My first venture outside Muscat is Nizwa, a historic town of over 110,000 people that was the capital in the 6th and 7th centuries. This oasis with a mountain background is prosperous and a must-stop on the typical road trip itinerary.
Tourists flock to the souq on Friday mornings to see the animal market in action. Goat and cattle are exchanged here by auction, while neighbouring modern buildings offer all sorts of different wares and delicious souvenirs.
Dates are plentiful in this country, and there are many kinds. Even my hotel had offered them as a snack to go along with a strong local coffee.
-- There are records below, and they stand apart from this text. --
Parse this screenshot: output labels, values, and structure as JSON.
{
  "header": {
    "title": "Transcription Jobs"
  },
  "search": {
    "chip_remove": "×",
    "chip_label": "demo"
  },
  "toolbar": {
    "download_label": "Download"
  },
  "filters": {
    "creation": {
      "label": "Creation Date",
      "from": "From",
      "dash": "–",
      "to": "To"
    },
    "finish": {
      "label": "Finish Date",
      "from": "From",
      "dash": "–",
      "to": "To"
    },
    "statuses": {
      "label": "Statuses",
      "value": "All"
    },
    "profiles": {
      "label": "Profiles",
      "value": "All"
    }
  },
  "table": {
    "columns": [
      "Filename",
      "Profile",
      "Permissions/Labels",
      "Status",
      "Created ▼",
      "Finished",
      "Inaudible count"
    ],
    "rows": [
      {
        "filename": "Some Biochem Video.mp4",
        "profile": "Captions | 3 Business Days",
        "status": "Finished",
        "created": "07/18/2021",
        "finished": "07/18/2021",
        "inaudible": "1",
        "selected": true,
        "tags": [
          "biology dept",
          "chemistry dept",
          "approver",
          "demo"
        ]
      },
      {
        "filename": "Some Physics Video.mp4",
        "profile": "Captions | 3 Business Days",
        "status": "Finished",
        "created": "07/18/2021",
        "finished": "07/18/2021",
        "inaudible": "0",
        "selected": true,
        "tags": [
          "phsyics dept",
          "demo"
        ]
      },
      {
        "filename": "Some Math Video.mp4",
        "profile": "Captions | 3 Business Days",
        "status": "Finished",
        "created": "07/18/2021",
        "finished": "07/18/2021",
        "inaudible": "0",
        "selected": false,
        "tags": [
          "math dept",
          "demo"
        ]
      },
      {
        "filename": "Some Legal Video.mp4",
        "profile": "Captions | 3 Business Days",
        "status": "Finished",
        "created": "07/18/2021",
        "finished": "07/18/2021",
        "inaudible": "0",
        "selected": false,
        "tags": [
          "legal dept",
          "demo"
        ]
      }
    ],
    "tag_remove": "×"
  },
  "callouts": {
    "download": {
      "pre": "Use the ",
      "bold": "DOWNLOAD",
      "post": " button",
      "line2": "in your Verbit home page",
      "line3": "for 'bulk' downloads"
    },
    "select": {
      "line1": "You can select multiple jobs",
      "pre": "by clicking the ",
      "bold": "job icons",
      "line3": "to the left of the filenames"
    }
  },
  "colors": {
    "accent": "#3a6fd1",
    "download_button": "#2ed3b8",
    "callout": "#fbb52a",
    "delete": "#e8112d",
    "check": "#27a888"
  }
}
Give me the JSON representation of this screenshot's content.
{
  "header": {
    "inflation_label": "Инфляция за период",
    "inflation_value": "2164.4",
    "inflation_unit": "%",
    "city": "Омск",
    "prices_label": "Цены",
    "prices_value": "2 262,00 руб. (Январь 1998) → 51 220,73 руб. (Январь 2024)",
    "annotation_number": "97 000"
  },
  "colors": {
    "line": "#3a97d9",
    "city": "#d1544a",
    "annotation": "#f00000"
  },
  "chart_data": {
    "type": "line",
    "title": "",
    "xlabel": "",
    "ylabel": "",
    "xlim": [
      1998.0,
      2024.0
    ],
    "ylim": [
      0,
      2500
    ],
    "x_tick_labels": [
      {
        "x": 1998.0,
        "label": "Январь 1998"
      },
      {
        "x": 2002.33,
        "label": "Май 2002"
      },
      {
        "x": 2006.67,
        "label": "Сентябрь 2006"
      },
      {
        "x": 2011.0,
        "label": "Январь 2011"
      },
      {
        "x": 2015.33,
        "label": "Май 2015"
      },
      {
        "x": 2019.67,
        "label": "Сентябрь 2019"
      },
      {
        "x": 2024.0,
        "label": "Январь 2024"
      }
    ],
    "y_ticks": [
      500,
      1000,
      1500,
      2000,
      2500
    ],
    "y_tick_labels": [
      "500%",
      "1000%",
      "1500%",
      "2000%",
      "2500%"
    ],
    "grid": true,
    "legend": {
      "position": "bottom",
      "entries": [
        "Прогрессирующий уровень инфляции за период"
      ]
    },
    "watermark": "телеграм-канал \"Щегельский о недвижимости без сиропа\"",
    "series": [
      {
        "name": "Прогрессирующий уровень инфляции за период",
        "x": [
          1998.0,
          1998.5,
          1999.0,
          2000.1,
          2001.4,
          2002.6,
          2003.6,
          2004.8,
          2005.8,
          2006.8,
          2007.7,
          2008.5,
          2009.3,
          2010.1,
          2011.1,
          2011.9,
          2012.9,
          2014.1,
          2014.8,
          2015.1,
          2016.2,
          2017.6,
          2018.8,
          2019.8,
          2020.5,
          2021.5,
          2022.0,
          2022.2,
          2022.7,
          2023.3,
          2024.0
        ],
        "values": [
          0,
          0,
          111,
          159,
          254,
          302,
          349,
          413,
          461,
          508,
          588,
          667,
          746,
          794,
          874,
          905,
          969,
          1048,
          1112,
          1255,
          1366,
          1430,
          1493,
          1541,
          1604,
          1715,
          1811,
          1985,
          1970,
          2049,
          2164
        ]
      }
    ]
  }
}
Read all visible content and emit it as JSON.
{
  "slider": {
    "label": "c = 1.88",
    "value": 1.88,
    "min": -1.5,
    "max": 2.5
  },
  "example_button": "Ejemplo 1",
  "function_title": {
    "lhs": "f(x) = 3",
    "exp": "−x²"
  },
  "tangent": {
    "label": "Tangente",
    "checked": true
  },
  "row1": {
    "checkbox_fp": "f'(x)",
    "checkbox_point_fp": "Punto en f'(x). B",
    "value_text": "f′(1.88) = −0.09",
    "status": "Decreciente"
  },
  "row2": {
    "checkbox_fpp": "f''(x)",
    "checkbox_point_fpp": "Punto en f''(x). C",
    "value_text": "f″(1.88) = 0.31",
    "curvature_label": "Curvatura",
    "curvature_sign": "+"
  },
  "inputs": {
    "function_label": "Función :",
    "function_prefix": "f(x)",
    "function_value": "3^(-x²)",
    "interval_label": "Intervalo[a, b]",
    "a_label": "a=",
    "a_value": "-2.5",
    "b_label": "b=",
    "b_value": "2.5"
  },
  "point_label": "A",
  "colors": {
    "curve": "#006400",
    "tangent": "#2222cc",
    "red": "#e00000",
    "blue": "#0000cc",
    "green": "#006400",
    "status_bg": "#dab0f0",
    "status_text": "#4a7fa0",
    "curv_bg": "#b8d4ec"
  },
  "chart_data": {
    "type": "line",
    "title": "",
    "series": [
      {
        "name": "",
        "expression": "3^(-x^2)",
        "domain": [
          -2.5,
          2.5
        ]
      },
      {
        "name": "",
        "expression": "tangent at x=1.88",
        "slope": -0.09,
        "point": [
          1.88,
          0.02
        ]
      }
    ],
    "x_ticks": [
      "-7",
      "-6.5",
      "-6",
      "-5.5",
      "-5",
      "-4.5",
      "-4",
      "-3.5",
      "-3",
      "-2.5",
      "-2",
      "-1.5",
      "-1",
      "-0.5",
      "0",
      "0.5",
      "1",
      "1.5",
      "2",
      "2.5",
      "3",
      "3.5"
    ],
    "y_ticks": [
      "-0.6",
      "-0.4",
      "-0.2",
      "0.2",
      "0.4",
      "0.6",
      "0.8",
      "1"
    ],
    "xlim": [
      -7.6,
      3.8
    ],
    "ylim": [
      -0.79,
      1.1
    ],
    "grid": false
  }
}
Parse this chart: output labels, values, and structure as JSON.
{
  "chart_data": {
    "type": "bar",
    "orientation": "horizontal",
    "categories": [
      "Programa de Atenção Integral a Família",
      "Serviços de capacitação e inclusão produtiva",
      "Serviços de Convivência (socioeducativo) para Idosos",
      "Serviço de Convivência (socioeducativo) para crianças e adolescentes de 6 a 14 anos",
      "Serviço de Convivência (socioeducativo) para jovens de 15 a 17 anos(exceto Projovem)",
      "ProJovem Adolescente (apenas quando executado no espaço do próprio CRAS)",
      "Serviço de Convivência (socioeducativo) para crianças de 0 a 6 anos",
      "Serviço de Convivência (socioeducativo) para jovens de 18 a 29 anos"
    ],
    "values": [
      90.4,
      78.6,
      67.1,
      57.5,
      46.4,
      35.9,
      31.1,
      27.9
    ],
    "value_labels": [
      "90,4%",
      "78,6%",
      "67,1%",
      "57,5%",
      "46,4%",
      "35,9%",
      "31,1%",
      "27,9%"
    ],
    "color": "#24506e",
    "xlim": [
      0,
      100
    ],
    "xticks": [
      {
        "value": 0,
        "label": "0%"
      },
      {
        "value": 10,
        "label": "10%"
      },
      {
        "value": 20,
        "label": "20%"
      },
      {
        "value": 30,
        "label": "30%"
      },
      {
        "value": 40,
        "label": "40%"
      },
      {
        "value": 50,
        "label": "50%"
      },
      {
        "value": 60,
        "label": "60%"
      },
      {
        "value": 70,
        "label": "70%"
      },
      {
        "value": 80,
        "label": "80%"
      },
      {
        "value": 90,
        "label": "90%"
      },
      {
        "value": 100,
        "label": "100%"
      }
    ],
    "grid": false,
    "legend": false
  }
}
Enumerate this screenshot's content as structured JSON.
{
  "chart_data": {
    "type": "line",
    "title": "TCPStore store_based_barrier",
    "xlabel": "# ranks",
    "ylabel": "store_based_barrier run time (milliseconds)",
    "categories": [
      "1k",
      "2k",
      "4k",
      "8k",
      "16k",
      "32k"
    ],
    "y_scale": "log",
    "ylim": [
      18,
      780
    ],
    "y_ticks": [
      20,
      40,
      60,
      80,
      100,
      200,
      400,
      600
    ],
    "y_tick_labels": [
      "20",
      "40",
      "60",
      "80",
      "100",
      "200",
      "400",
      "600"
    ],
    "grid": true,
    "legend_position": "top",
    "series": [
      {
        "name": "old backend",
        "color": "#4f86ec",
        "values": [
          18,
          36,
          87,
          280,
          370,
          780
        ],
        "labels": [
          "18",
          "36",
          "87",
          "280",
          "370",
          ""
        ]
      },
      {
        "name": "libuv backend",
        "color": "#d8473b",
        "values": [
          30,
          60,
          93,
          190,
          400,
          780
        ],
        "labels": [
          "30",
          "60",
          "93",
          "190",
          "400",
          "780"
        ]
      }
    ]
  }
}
The two must be enjoyed together.
The fancier packages that even supermarkets sell include additional ingredients to the date, such as a pistachio or other nuts.
Halwa is Oman's dessert, and plenty of shops offer a taste test of this very sweet dish. The saffron one was especially unique, and the merchants are very friendly to give you an explanation and not a bitry of their products. It doesn't need to be refridgerated, making transport fairly easy even on long-haul flights.
The produce sections were relatively less interesting after my halwa shopping spree.
A short drive away to the north, Falaj Daris Park is a good picnic and swimming spot to observe these groundwater channels that are used for irrigation.
I chose to live a bit better in this town, and the nicest hotel is in the outskirts. With a car, it's an easy drive.
Nizwa itself doesn't have that many attractions in town, but it is a good base to explore the region. The 2 forts west of town, Jebel Shams, and Jebel Akhdar are all within driving distance, so plan at least 2 nights here, or alternatively with a fatter budget, spend a night up in the mountains.